Polnische Premiere: Uniwheels geht mit SZA an US-Mandantin von Allen & Overy

Der pfälzische Felgenproduzent Uniwheels geht an den amerikanischen Wettbewerber Superior Industries. Die Cousins und Gründer von Uniwheels, Ralf und Michael Schmid, wollen ihren Mehrheitsanteil von 61,3 Prozent verkaufen. Auch den übrigen Aktionären wird ein Übernahmeangebot gemacht. An der Transaktion in Höhe von insgesamt 660 Millionen Euro sind gleich mehrere Aspekte ungewöhnlich.

Krause_Hartmut

Hartmut Krause

Zunächst ist Uniwheels eines der wenigen deutschen Unternehmen, das ausschließlich an der Warschauer Börse gelistet ist. Der Pfälzer Alufelgen-Hersteller war dort im Mai 2015 an die Börse gegangen. Mit dem Erlös hatte Uniwheels ein Werk in Polen gebaut, dort stellt das Unternehmen einen Großteil der Felgen her. Insgesamt erwirtschaftete die Gruppe zuletzt mit 2.800 Mitarbeitern einen Umsatz von etwa 464 Millionen Euro.

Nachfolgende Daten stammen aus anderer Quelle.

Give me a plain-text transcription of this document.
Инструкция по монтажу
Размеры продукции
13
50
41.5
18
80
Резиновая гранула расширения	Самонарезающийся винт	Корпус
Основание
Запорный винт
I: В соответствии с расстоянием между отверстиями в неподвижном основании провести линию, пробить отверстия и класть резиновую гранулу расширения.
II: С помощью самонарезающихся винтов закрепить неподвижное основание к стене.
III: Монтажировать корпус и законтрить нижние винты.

Bemerkenswert ist außerdem die Strukturierung des Angebots: Die Holding der Cousins mit Sitz auf Malta verpflichtet sich über ein sogenanntes ‚Irrevocable Undertaking‘ dazu, ihren Aktienanteil an die Amerikaner zu verkaufen und bekommt dafür umgerechnet etwa 53 Euro pro Aktie. Im zweiten Schritt sollen die übrigen Aktionäre eine Vergütung von umgerechnet 55 Euro für ihre Papiere erhalten, also knapp 10 Zloty oder 2 Euro mehr als die Schmids. Der Zuschlag an Superior kam nach einer Auktion zustande. In Polen sind die verpflichtenden Verkaufszusagen am Kapitalmarkt üblicher als in Deutschland, dort verkaufen Mehrheitsgesellschafter ihre Anteile eher über klassische Kaufverträge.

Superior Industries finanziert die Übernahme mithilfe eines Bankenkonsortiums und dem Finanzinvestor TGP, der Vorzugsaktien von Superior kauft.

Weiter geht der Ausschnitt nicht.